Le président Emmanuel Macron a déclaré aujourd’hui lors d’un conseil de défense, qu’il chercherait le soutien du parlement pour étendre jusqu’au 1er novembre l’état d’urgence en cours dans le pays. Il a ainsi balayé les espoirs que le nouveau chef d’Etat pourrait lever ces mesures d’urgence qui ont conduit à des pratiques abusives.
Macron a aussi annoncé, à la suite de l’attentat de Manchester, que son gouvernement rédigerait une nouvelle loi anti-terroriste dans les prochaines semaines, en dépit du fait que la France dispose déjà d’une série de lois permettant aux autorités de mener des investigations, de détenir et de poursuivre des personnes soupçonnées de terrorisme.
Déclaré pour la première fois après les terribles attaques de novembre 2015, et prolongé cinq fois depuis, l’état d’urgence devait expirer en juillet.
Pendant la campagne présidentielle, en réponse à un questionnaire de Human Rights Watch, Macron avait dit que, s’il était élu, il s’entretiendrait avec les services de renseignement pour évaluer la menace terroriste avant de prendre ou non la décision de lever l’état d’urgence.

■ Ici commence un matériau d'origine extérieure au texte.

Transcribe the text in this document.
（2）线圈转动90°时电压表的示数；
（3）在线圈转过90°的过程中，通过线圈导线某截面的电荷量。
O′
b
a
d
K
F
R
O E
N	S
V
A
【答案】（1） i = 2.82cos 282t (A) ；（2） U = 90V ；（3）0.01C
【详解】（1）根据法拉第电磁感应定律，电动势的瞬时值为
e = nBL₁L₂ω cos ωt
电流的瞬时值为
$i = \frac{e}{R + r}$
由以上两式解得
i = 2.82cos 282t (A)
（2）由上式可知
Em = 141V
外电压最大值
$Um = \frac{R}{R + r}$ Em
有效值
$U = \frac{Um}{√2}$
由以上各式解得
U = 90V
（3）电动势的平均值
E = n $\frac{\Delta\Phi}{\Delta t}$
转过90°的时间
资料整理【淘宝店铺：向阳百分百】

Le nouveau premier ministre Edouard Philippe a écrit dans un tweet aujourd’hui que la prolongation permettrait l’examen d’un projet de loi pour renforcer l’arsenal législatif anti-terroriste français. En d’autres termes, prolonger l’état d’urgence est devenu une tactique de procrastination politique.
Les mesures d’urgence, comme Human Rights Watch et d’autres l’ont documenté, et comme des instances parlementaires et des experts de l’ONU l’ont vivement critiqué, ont conduit à des abus contre des gens ordinaires et ont eu « un impact limité » dans la lutte contre le terrorisme. Elles ont été utilisées pour interdire à des militants écologistes et à des activistes pour les droits des travailleurs de manifester pacifiquement.
Un état d’urgence ne devrait être imposé que lorsqu’il existe une menace pour « la vie de la nation », et devrait remplir de stricts critères de nécessité et de proportionnalité. La seule existence d’un risque est insuffisante. Le premier objectif de tout état d’urgence devrait être d’assurer les conditions pour permettre un retour au fonctionnement normal, soumis au contrôle judiciaire. Des prolongations successives –au seul argument que le risque de sécurité resterait élevé – font l’inverse : elles normalisent l’état d’urgence.
Les dirigeants politiques français –de gauche comme de droite- et leur appareil de sécurité sont devenus accros à l’usage permanent de l’état d’urgence. La réunion de cette semaine était de fait un test pour l’habilité de Macron, en tant que président, de penser autrement la politique française. Le verdict semble au contraire refléter une tactique politique habituelle, et l’installation de l’exception comme la norme.